Okay, let’s try this again. If xTools screws this one up, I hope it’s prepared to withstand a tug-of-war between a rancor and a Balrog.
Monday – travel day. Left the house early in the afternoon. Of course Monday was the only day of the week that had anything resembling sunshine, and I was sitting in the truck at 65 mph for a good three or four hours bound for Connecticut. Needless to say, I got to New London/Groton only to discover that the Submarine Force Museum isn’t open on Tuesdays. Mr. Murphy must be invisibly bumming a ride in the back of the truck…
Tuesday – Submarine museum is a no-go, so I do Mystic Seaport instead. Being on board some of those 200-year-old sailing ships is like being in a Virginia coal mine, making me suddenly and coldly aware of the phrase “put your back into it.” I attend a seaman’s-song performance, hoping tensely for “Barrett’s Privateers”, but alas, the singer doesn’t know that one any better than I do…ah well. Now all of a sudden, just when I’m starting to enjoy myself, it starts to snow. Museum closes three hours early.
Backup plan: Mystic Aquarium.
Backup plan, implemented: aquarium closed two hours ago due to weather.
Does the entire state of Connecticut shut down on account of a few lousy flakes? (Not that the flakes were few, mind you - it was a well-weighted blizzard by the time I returned to the hotel…)
Wednesday – Submarine Force Museum at last. Toured the museum, toured the Nautilus, and attended a long, earsoring lecture by a retired admiral who likely stood pretty close to the bottom of his public-speaking class. At least one can force oneself to look halfway interested in these things. Rest of day: travel to Fall River, MA.
Thursday – Battleship Cove! Seven hours traipsing through every accessible foot of every vessel on display. This time, I really paid close attention to the surroundings and got plenty of pictures of the interior of the Lionfish. No greater reference for submariner stories of the future…Aaaand Thursday night, 6:30 was da bomb. Roseanna, you weren’t kiddin’ about Lazer Gate!
Too bad Fall River is such a hike from Boston, or that would be an ideal meet.
Friday – Drove up to the Boston area, parked at Alewife, and then headed into town via the Red Line.
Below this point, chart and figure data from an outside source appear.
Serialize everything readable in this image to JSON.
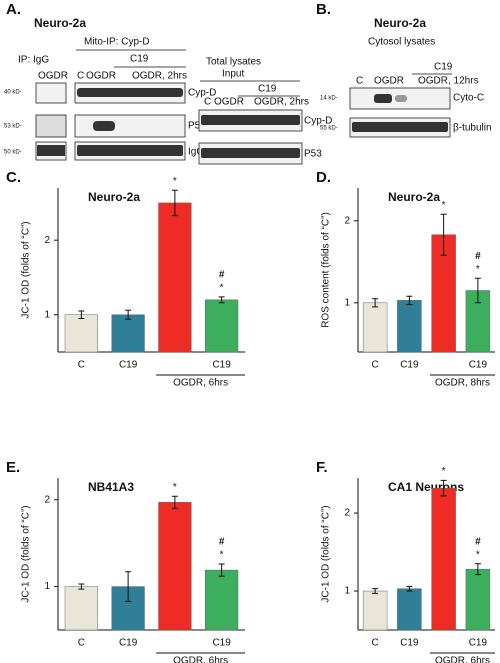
{
  "panel_a": {
    "letter": "A.",
    "title": "Neuro-2a",
    "ip_heading": "Mito-IP: Cyp-D",
    "ip_control": "IP: IgG",
    "drug": "C19",
    "control_lanes": [
      "OGDR"
    ],
    "ip_lanes": [
      "C",
      "OGDR",
      "OGDR, 2hrs"
    ],
    "markers": [
      "40 kD-",
      "53 kD-",
      "50 kD-"
    ],
    "rows": [
      "Cyp-D",
      "P53",
      "IgG"
    ],
    "input_heading": [
      "Total lysates",
      "Input"
    ],
    "input_drug": "C19",
    "input_lanes": [
      "C",
      "OGDR",
      "OGDR, 2hrs"
    ],
    "input_rows": [
      "Cyp-D",
      "P53"
    ]
  },
  "panel_b": {
    "letter": "B.",
    "title": "Neuro-2a",
    "subtitle": "Cytosol lysates",
    "drug": "C19",
    "lanes": [
      "C",
      "OGDR",
      "OGDR, 12hrs"
    ],
    "markers": [
      "14 kD-",
      "55 kD-"
    ],
    "rows": [
      "Cyto-C",
      "β-tubulin"
    ]
  },
  "chart_data": [
    {
      "type": "bar",
      "letter": "C.",
      "title": "Neuro-2a",
      "y_label": "JC-1 OD (folds of “C”)",
      "categories": [
        "C",
        "C19",
        null,
        "C19"
      ],
      "treatment": "OGDR, 6hrs",
      "colors": [
        "#e9e5d9",
        "#2f7f98",
        "#ee2b24",
        "#3cae5d"
      ],
      "values": [
        1.0,
        1.0,
        2.5,
        1.2
      ],
      "errors": [
        0.05,
        0.06,
        0.17,
        0.04
      ],
      "star_labels": [
        null,
        null,
        "*",
        "*"
      ],
      "hash_labels": [
        null,
        null,
        null,
        "#"
      ],
      "ylim": [
        0.5,
        2.7
      ],
      "yticks": [
        1,
        2
      ]
    },
    {
      "type": "bar",
      "letter": "D.",
      "title": "Neuro-2a",
      "y_label": "ROS content (folds of “C”)",
      "categories": [
        "C",
        "C19",
        null,
        "C19"
      ],
      "treatment": "OGDR, 8hrs",
      "colors": [
        "#e9e5d9",
        "#2f7f98",
        "#ee2b24",
        "#3cae5d"
      ],
      "values": [
        1.0,
        1.03,
        1.83,
        1.15
      ],
      "errors": [
        0.05,
        0.05,
        0.25,
        0.15
      ],
      "star_labels": [
        null,
        null,
        "*",
        "*"
      ],
      "hash_labels": [
        null,
        null,
        null,
        "#"
      ],
      "ylim": [
        0.4,
        2.4
      ],
      "yticks": [
        1,
        2
      ]
    },
    {
      "type": "bar",
      "letter": "E.",
      "title": "NB41A3",
      "y_label": "JC-1 OD (folds of “C”)",
      "categories": [
        "C",
        "C19",
        null,
        "C19"
      ],
      "treatment": "OGDR, 6hrs",
      "colors": [
        "#e9e5d9",
        "#2f7f98",
        "#ee2b24",
        "#3cae5d"
      ],
      "values": [
        1.0,
        1.0,
        1.97,
        1.19
      ],
      "errors": [
        0.03,
        0.17,
        0.07,
        0.07
      ],
      "star_labels": [
        null,
        null,
        "*",
        "*"
      ],
      "hash_labels": [
        null,
        null,
        null,
        "#"
      ],
      "ylim": [
        0.5,
        2.25
      ],
      "yticks": [
        1,
        2
      ]
    },
    {
      "type": "bar",
      "letter": "F.",
      "title": "CA1 Neurons",
      "y_label": "JC-1 OD (folds of “C”)",
      "categories": [
        "C",
        "C19",
        null,
        "C19"
      ],
      "treatment": "OGDR, 6hrs",
      "colors": [
        "#e9e5d9",
        "#2f7f98",
        "#ee2b24",
        "#3cae5d"
      ],
      "values": [
        1.0,
        1.03,
        2.32,
        1.28
      ],
      "errors": [
        0.03,
        0.03,
        0.1,
        0.07
      ],
      "star_labels": [
        null,
        null,
        "*",
        "*"
      ],
      "hash_labels": [
        null,
        null,
        null,
        "#"
      ],
      "ylim": [
        0.5,
        2.45
      ],
      "yticks": [
        1,
        2
      ]
    }
  ]
}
Scouted out possible meet locations and now have a nice long list in the making – should see the Rebels well into next year.
After that…have you ever had one of those days when there was absolutely nothing you really wanted to do, so you just rode every single mile of the nearest rapid-transit system? Well, that’s what I did for the rest of the day.
In case you ever wondered, a complete round trip of every operational mile of the Boston subway will take upwards of 9.5 hours. (Possibly more during rush hour, as this is Beantown we’re talking about…)
You know, in the seven hours it took me to peruse Battleship Cove on Thursday, I would often stop, sit down or lean against a bulkhead and think about what happened at that exact spot fifty or sixty years ago.
March 18, 1944 or 1954, at varying times of day.
Was a Chief Petty Officer standing here yelling at running sailors? Were they having chow? Sharing pictures of their girls? Rushing past on their way to battle stations? Were they wincing, trying to keep their balance as the Massachusetts shook the entire ocean with gunfire? Were they tightly gripping bunk rails, their tension at an all-time high as the Lionfish squared off against an enemy submarine?
It gave me the shivers, it did, to stand in the Lionfish‘s control room and listen to the simulated sonar pings wafting from the speaker overhead. How close was the heat? How close were the other bodies, breathing heavily and gulping as they awaited the torrents of terror? Were they muttering to themselves or joking nervously to stave off the fear? How fast did it flow when the chips and the depth charges were down?
Of course the Lionfish was never depth-charged, but watching “Das Boot” in one sitting makes one numbingly aware of these things.
It boggles the mind to think of what these people – submariners, destroyermen, battleship sailors, PT boaters all - went through to protect our borders. It breaks the heart to witness the irreverence of young people traipsing through the vessel, pissing and moaning about how they’d never want to live like this and making all sorts of snide remarks about the work that had to be done to keep the ship in operation.
Well, gang, these ships and their crews were fortunate to stay in operation long enough that said ships could survive as museums, memorials to their comrades who weren’t as fortunate. Challenge yourself – go to a military museum some time, find a place to stand, and imagine what was happening at that exact spot sixty years ago. See what happens to your perspective.